Has your child received too many awards in youth sports?
There’s been a lot of controversy about the “everyone gets a trophy” mentality that pervades our youth sports culture. That mentality has boosted trophy and award sales to a $3 billion-a-year industry in the United States and Canada.
Are you willing to swim upstream against this tide of overwhelming praise for kids? If so, then start by looking for the signs of trophy overdose in your own kids.
Signs of Too Many Awards
- Your child is not living up to his potential. Authors Ashley Merryman and Po Bronson have spent years reporting on the effects of praise and rewards on kids. Their finding? Awards can be powerful motivators, but non-stop recognition does not inspire children to succeed. Instead, it may cause them to underachieve.
- Your Child is devastated by failure. It’s one thing for kids to take a loss hard or be disappointed at a bad performance, but it’s another to be so afraid of failure that they are willing to cut corners and “cheat” rather than risk failing again. When all we do is set kids up for constant success, they will do anything to keep from falling off that pedestal.
Carol Dweck, a psychology professor at Stanford University, claims that kids respond positively to praise; they enjoy hearing that they’re talented and smart, but after too much of such praise they collapse at the first experience of difficulty. Demoralized by their failure, they say they’d rather cheat than risk failing again.
- Your Child is fixated with his mistakes. With so much recognition and “success” going around, one little mistake can become a mountain instead of the molehill that it really is. In recent eye-tracking experiments by researchers Bradley Morris and Shannon Zentall, kids were asked to draw pictures. Those who heard praise suggesting they had an innate talent were then twice as fixated on mistakes they’d made in their pictures.
When recognition and constant success are the norm, mistakes and “failures” become much more devastating. They become the enemy, when in reality they are the things that cause us to grow.
- Your Child isn’t fooled by the trophies. Oh, at first, he is. Maybe for the first couple of seasons. But Merriman and Bronson suggest that by age 4 or 5, the charade is over; children aren’t fooled by all the trophies. They are surprisingly accurate in identifying who excels and who struggles. Those who are outperformed know it and give up, while those who do well feel cheated when they aren’t recognized for their accomplishments. They, too, may give up.
- Your Child isn’t motivated. If children know they will automatically get an award, what is the motivation for improvement? Why bother learning problem-solving skills, when there are no obstacles to conquer? If there is nothing to shoot for, then why bother shooting? Part of the true appeal of sports is the excitement of real competition and challenge.
My friend Kirk Mango, author of Becoming a True Champion, agrees: The whole meaning of “life-lesson” is that it has a strong relationship to what life is actually like, only, at times, maybe a little more tempered. And in life, not everybody wins, sometimes, even when their efforts exceed others. If everyone is rewarded and becomes “outstanding,” then where is the incentive?
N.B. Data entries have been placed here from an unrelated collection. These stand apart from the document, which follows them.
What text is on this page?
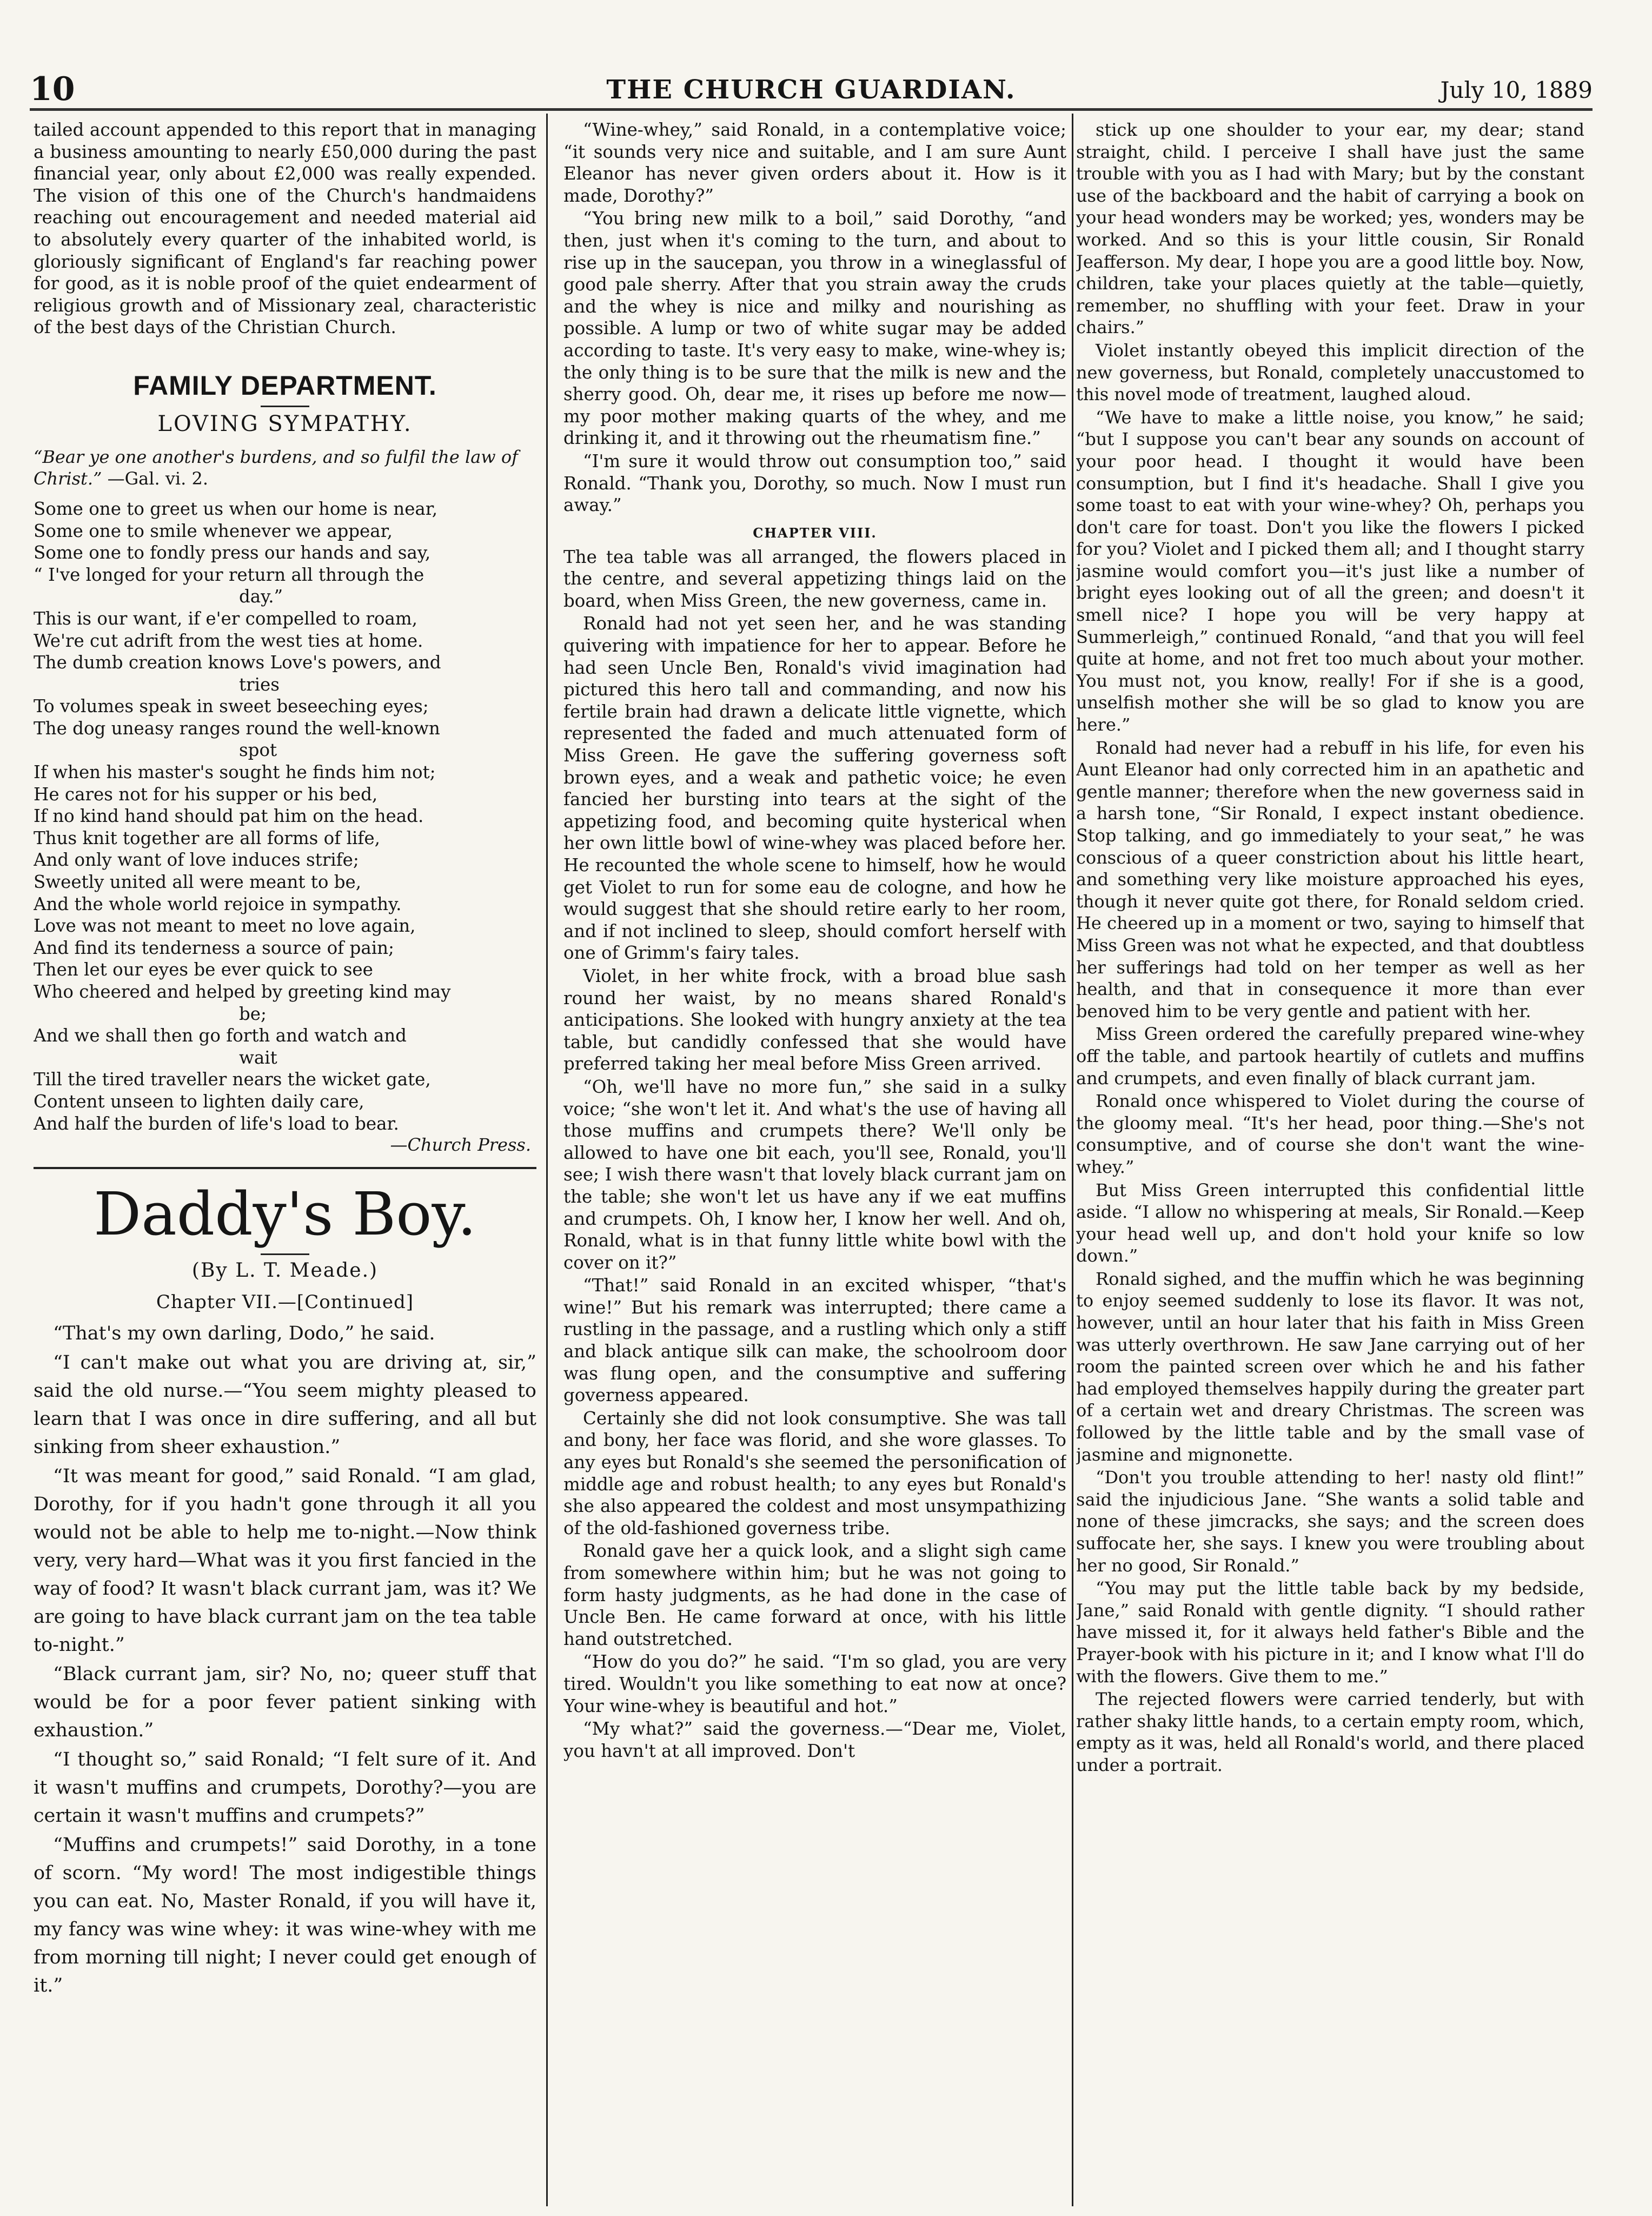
10	THE CHURCH GUARDIAN.	July 10, 1889

tailed account appended to this report that in managing a business amounting to nearly £50,000 during the past financial year, only about £2,000 was really expended. The vision of this one of the Church's handmaidens reaching out encouragement and needed material aid to absolutely every quarter of the inhabited world, is gloriously significant of England's far reaching power for good, as it is noble proof of the quiet endearment of religious growth and of Missionary zeal, characteristic of the best days of the Christian Church.

FAMILY DEPARTMENT.
LOVING SYMPATHY.
“Bear ye one another's burdens, and so fulfil the law of Christ.” —Gal. vi. 2.
Some one to greet us when our home is near,
Some one to smile whenever we appear,
Some one to fondly press our hands and say,
“ I've longed for your return all through the
day.”
This is our want, if e'er compelled to roam,
We're cut adrift from the west ties at home.
The dumb creation knows Love's powers, and
tries
To volumes speak in sweet beseeching eyes;
The dog uneasy ranges round the well-known
spot
If when his master's sought he finds him not;
He cares not for his supper or his bed,
If no kind hand should pat him on the head.
Thus knit together are all forms of life,
And only want of love induces strife;
Sweetly united all were meant to be,
And the whole world rejoice in sympathy.
Love was not meant to meet no love again,
And find its tenderness a source of pain;
Then let our eyes be ever quick to see
Who cheered and helped by greeting kind may
be;
And we shall then go forth and watch and
wait
Till the tired traveller nears the wicket gate,
Content unseen to lighten daily care,
And half the burden of life's load to bear.
—Church Press.
Daddy's Boy.
(By L. T. Meade.)
Chapter VII.—[Continued]

“That's my own darling, Dodo,” he said.

“I can't make out what you are driving at, sir,” said the old nurse.—“You seem mighty pleased to learn that I was once in dire suffering, and all but sinking from sheer exhaustion.”

“It was meant for good,” said Ronald. “I am glad, Dorothy, for if you hadn't gone through it all you would not be able to help me to-night.—Now think very, very hard—What was it you first fancied in the way of food? It wasn't black currant jam, was it? We are going to have black currant jam on the tea table to-night.”

“Black currant jam, sir? No, no; queer stuff that would be for a poor fever patient sinking with exhaustion.”

“I thought so,” said Ronald; “I felt sure of it. And it wasn't muffins and crumpets, Dorothy?—you are certain it wasn't muffins and crumpets?”

“Muffins and crumpets!” said Dorothy, in a tone of scorn. “My word! The most indigestible things you can eat. No, Master Ronald, if you will have it, my fancy was wine whey: it was wine-whey with me from morning till night; I never could get enough of it.”

“Wine-whey,” said Ronald, in a contemplative voice; “it sounds very nice and suitable, and I am sure Aunt Eleanor has never given orders about it. How is it made, Dorothy?”

“You bring new milk to a boil,” said Dorothy, “and then, just when it's coming to the turn, and about to rise up in the saucepan, you throw in a wineglassful of good pale sherry. After that you strain away the cruds and the whey is nice and milky and nourishing as possible. A lump or two of white sugar may be added according to taste. It's very easy to make, wine-whey is; the only thing is to be sure that the milk is new and the sherry good. Oh, dear me, it rises up before me now—my poor mother making quarts of the whey, and me drinking it, and it throwing out the rheumatism fine.”

“I'm sure it would throw out consumption too,” said Ronald. “Thank you, Dorothy, so much. Now I must run away.”

CHAPTER VIII.

The tea table was all arranged, the flowers placed in the centre, and several appetizing things laid on the board, when Miss Green, the new governess, came in.

Ronald had not yet seen her, and he was standing quivering with impatience for her to appear. Before he had seen Uncle Ben, Ronald's vivid imagination had pictured this hero tall and commanding, and now his fertile brain had drawn a delicate little vignette, which represented the faded and much attenuated form of Miss Green. He gave the suffering governess soft brown eyes, and a weak and pathetic voice; he even fancied her bursting into tears at the sight of the appetizing food, and becoming quite hysterical when her own little bowl of wine-whey was placed before her. He recounted the whole scene to himself, how he would get Violet to run for some eau de cologne, and how he would suggest that she should retire early to her room, and if not inclined to sleep, should comfort herself with one of Grimm's fairy tales.

Violet, in her white frock, with a broad blue sash round her waist, by no means shared Ronald's anticipations. She looked with hungry anxiety at the tea table, but candidly confessed that she would have preferred taking her meal before Miss Green arrived.

“Oh, we'll have no more fun,” she said in a sulky voice; “she won't let it. And what's the use of having all those muffins and crumpets there? We'll only be allowed to have one bit each, you'll see, Ronald, you'll see; I wish there wasn't that lovely black currant jam on the table; she won't let us have any if we eat muffins and crumpets. Oh, I know her, I know her well. And oh, Ronald, what is in that funny little white bowl with the cover on it?”

“That!” said Ronald in an excited whisper, “that's wine!” But his remark was interrupted; there came a rustling in the passage, and a rustling which only a stiff and black antique silk can make, the schoolroom door was flung open, and the consumptive and suffering governess appeared.

Certainly she did not look consumptive. She was tall and bony, her face was florid, and she wore glasses. To any eyes but Ronald's she seemed the personification of middle age and robust health; to any eyes but Ronald's she also appeared the coldest and most unsympathizing of the old-fashioned governess tribe.

Ronald gave her a quick look, and a slight sigh came from somewhere within him; but he was not going to form hasty judgments, as he had done in the case of Uncle Ben. He came forward at once, with his little hand outstretched.

“How do you do?” he said. “I'm so glad, you are very tired. Wouldn't you like something to eat now at once? Your wine-whey is beautiful and hot.”

“My what?” said the governess.—“Dear me, Violet, you havn't at all improved. Don't

stick up one shoulder to your ear, my dear; stand straight, child. I perceive I shall have just the same trouble with you as I had with Mary; but by the constant use of the backboard and the habit of carrying a book on your head wonders may be worked; yes, wonders may be worked. And so this is your little cousin, Sir Ronald Jeafferson. My dear, I hope you are a good little boy. Now, children, take your places quietly at the table—quietly, remember, no shuffling with your feet. Draw in your chairs.”

Violet instantly obeyed this implicit direction of the new governess, but Ronald, completely unaccustomed to this novel mode of treatment, laughed aloud.

“We have to make a little noise, you know,” he said; “but I suppose you can't bear any sounds on account of your poor head. I thought it would have been consumption, but I find it's headache. Shall I give you some toast to eat with your wine-whey? Oh, perhaps you don't care for toast. Don't you like the flowers I picked for you? Violet and I picked them all; and I thought starry jasmine would comfort you—it's just like a number of bright eyes looking out of all the green; and doesn't it smell nice? I hope you will be very happy at Summerleigh,” continued Ronald, “and that you will feel quite at home, and not fret too much about your mother. You must not, you know, really! For if she is a good, unselfish mother she will be so glad to know you are here.”

Ronald had never had a rebuff in his life, for even his Aunt Eleanor had only corrected him in an apathetic and gentle manner; therefore when the new governess said in a harsh tone, “Sir Ronald, I expect instant obedience. Stop talking, and go immediately to your seat,” he was conscious of a queer constriction about his little heart, and something very like moisture approached his eyes, though it never quite got there, for Ronald seldom cried. He cheered up in a moment or two, saying to himself that Miss Green was not what he expected, and that doubtless her sufferings had told on her temper as well as her health, and that in consequence it more than ever benoved him to be very gentle and patient with her.

Miss Green ordered the carefully prepared wine-whey off the table, and partook heartily of cutlets and muffins and crumpets, and even finally of black currant jam.

Ronald once whispered to Violet during the course of the gloomy meal. “It's her head, poor thing.—She's not consumptive, and of course she don't want the wine-whey.”

But Miss Green interrupted this confidential little aside. “I allow no whispering at meals, Sir Ronald.—Keep your head well up, and don't hold your knife so low down.”

Ronald sighed, and the muffin which he was beginning to enjoy seemed suddenly to lose its flavor. It was not, however, until an hour later that his faith in Miss Green was utterly overthrown. He saw Jane carrying out of her room the painted screen over which he and his father had employed themselves happily during the greater part of a certain wet and dreary Christmas. The screen was followed by the little table and by the small vase of jasmine and mignonette.

“Don't you trouble attending to her! nasty old flint!” said the injudicious Jane. “She wants a solid table and none of these jimcracks, she says; and the screen does suffocate her, she says. I knew you were troubling about her no good, Sir Ronald.”

“You may put the little table back by my bedside, Jane,” said Ronald with gentle dignity. “I should rather have missed it, for it always held father's Bible and the Prayer-book with his picture in it; and I know what I'll do with the flowers. Give them to me.”

The rejected flowers were carried tenderly, but with rather shaky little hands, to a certain empty room, which, empty as it was, held all Ronald's world, and there placed under a portrait.
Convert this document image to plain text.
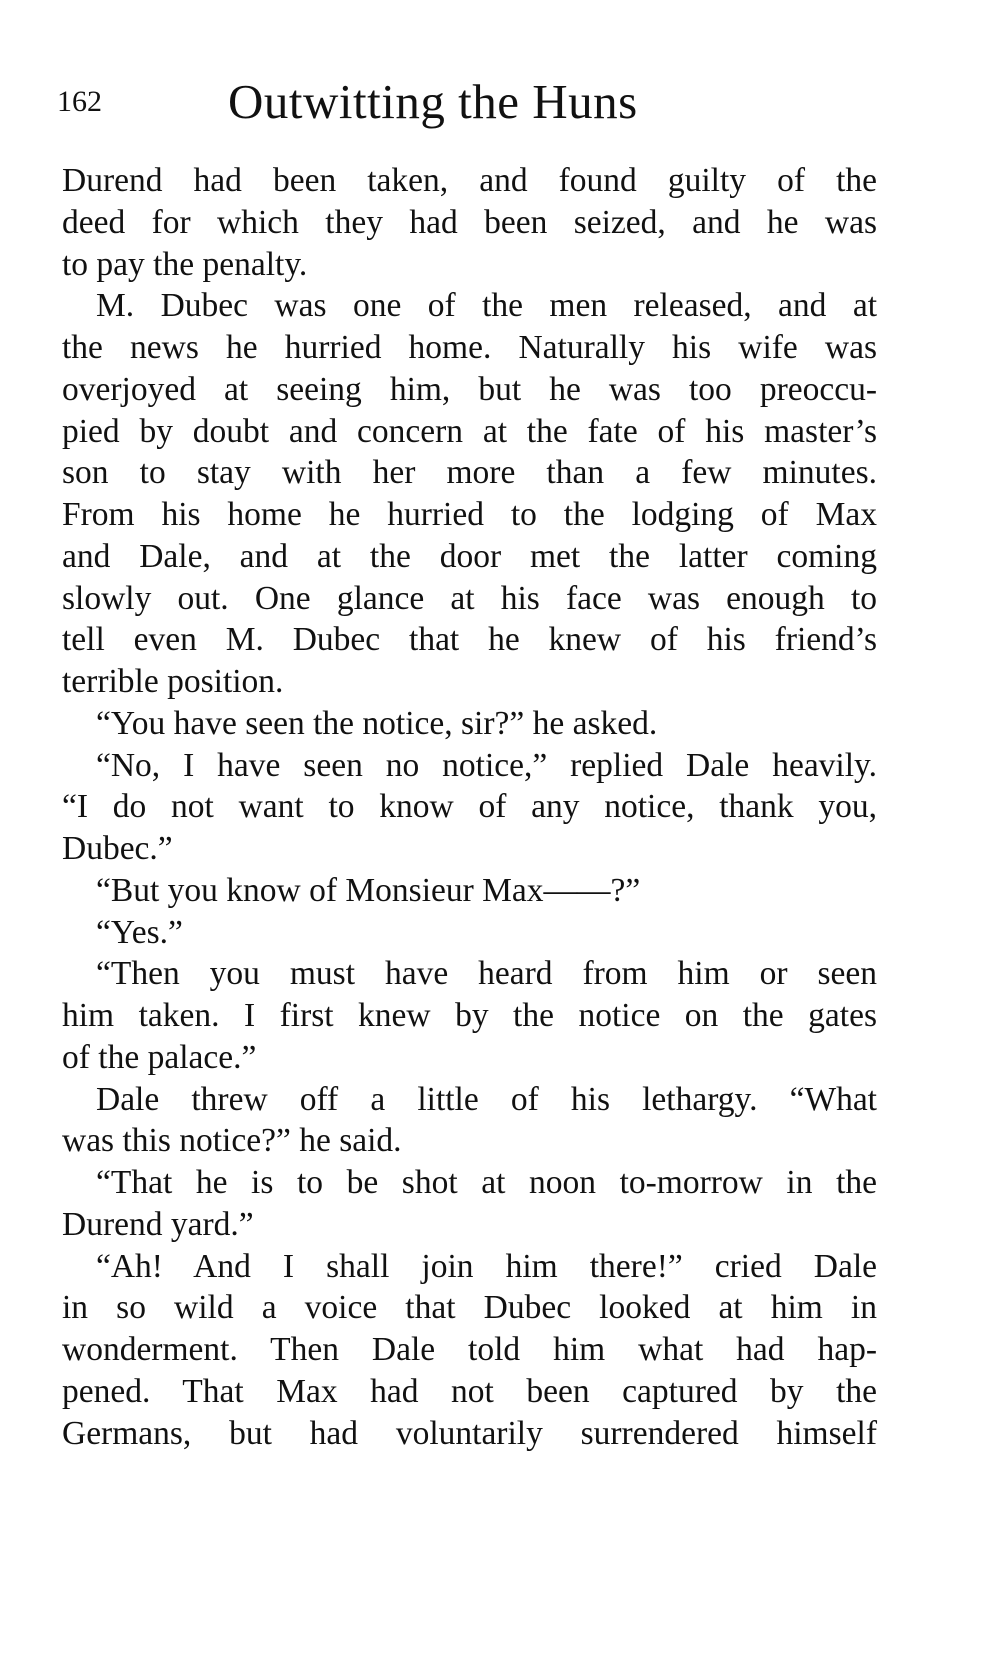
162	Outwitting the Huns
Durend had been taken, and found guilty of the
deed for which they had been seized, and he was
to pay the penalty.
M. Dubec was one of the men released, and at
the news he hurried home. Naturally his wife was
overjoyed at seeing him, but he was too preoccu-
pied by doubt and concern at the fate of his master’s
son to stay with her more than a few minutes.
From his home he hurried to the lodging of Max
and Dale, and at the door met the latter coming
slowly out. One glance at his face was enough to
tell even M. Dubec that he knew of his friend’s
terrible position.
“You have seen the notice, sir?” he asked.
“No, I have seen no notice,” replied Dale heavily.
“I do not want to know of any notice, thank you,
Dubec.”
“But you know of Monsieur Max——?”
“Yes.”
“Then you must have heard from him or seen
him taken. I first knew by the notice on the gates
of the palace.”
Dale threw off a little of his lethargy. “What
was this notice?” he said.
“That he is to be shot at noon to-morrow in the
Durend yard.”
“Ah! And I shall join him there!” cried Dale
in so wild a voice that Dubec looked at him in
wonderment. Then Dale told him what had hap-
pened. That Max had not been captured by the
Germans, but had voluntarily surrendered himself
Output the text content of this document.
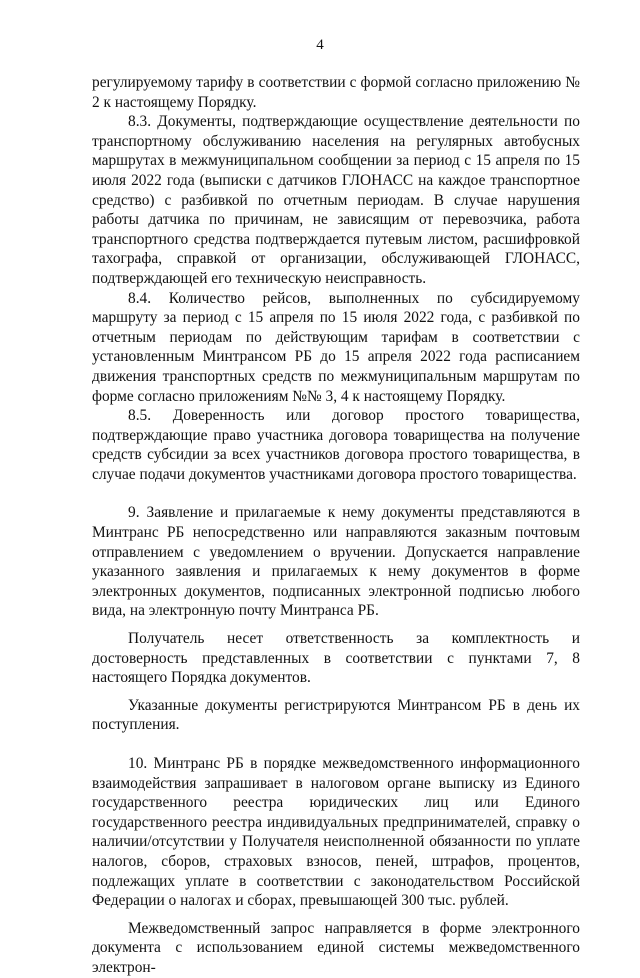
4

регулируемому тарифу в соответствии с формой согласно приложению № 2 к настоящему Порядку.

8.3. Документы, подтверждающие осуществление деятельности по транспортному обслуживанию населения на регулярных автобусных маршрутах в межмуниципальном сообщении за период с 15 апреля по 15 июля 2022 года (выписки с датчиков ГЛОНАСС на каждое транспортное средство) с разбивкой по отчетным периодам. В случае нарушения работы датчика по причинам, не зависящим от перевозчика, работа транспортного средства подтверждается путевым листом, расшифровкой тахографа, справкой от организации, обслуживающей ГЛОНАСС, подтверждающей его техническую неисправность.

8.4. Количество рейсов, выполненных по субсидируемому маршруту за период с 15 апреля по 15 июля 2022 года, с разбивкой по отчетным периодам по действующим тарифам в соответствии с установленным Минтрансом РБ до 15 апреля 2022 года расписанием движения транспортных средств по межмуниципальным маршрутам по форме согласно приложениям №№ 3, 4 к настоящему Порядку.

8.5. Доверенность или договор простого товарищества, подтверждающие право участника договора товарищества на получение средств субсидии за всех участников договора простого товарищества, в случае подачи документов участниками договора простого товарищества.

9. Заявление и прилагаемые к нему документы представляются в Минтранс РБ непосредственно или направляются заказным почтовым отправлением с уведомлением о вручении. Допускается направление указанного заявления и прилагаемых к нему документов в форме электронных документов, подписанных электронной подписью любого вида, на электронную почту Минтранса РБ.

Получатель несет ответственность за комплектность и достоверность представленных в соответствии с пунктами 7, 8 настоящего Порядка документов.

Указанные документы регистрируются Минтрансом РБ в день их поступления.

10. Минтранс РБ в порядке межведомственного информационного взаимодействия запрашивает в налоговом органе выписку из Единого государственного реестра юридических лиц или Единого государственного реестра индивидуальных предпринимателей, справку о наличии/отсутствии у Получателя неисполненной обязанности по уплате налогов, сборов, страховых взносов, пеней, штрафов, процентов, подлежащих уплате в соответствии с законодательством Российской Федерации о налогах и сборах, превышающей 300 тыс. рублей.

Межведомственный запрос направляется в форме электронного документа с использованием единой системы межведомственного электрон-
- Your Child thinks Just Showing Up deserves a reward. Jean Twenge, author of Generation Me warns that when living rooms are filled with participation trophies, it’s part of a larger cultural message: to succeed, you just have to show up. That mentality has long-lasting effects: In college, those who’ve grown up receiving endless awards do the requisite work, but don’t see the need to do it well. In the office, they still believe that attendance is all it takes to get a promotion.
I’m sure I’m not putting smiles on any trophy business owners’ faces when I conclude with Merryman that:
When children make mistakes, our job should not be to spin those losses into decorated victories. Instead, our job is to help kids overcome setbacks, to help them see that progress over time is more important than a particular win or loss, and to help them graciously congratulate the child who succeeded when they failed. To do that, we need to refuse all the meaningless plastic and tin destined for landfills. We have to stop letting the Trophy-Industrial Complex run our children’s lives.
This school year, let’s fight for a kid’s right to lose.
If your child is showing these signs of too many awards, what will you do to change course?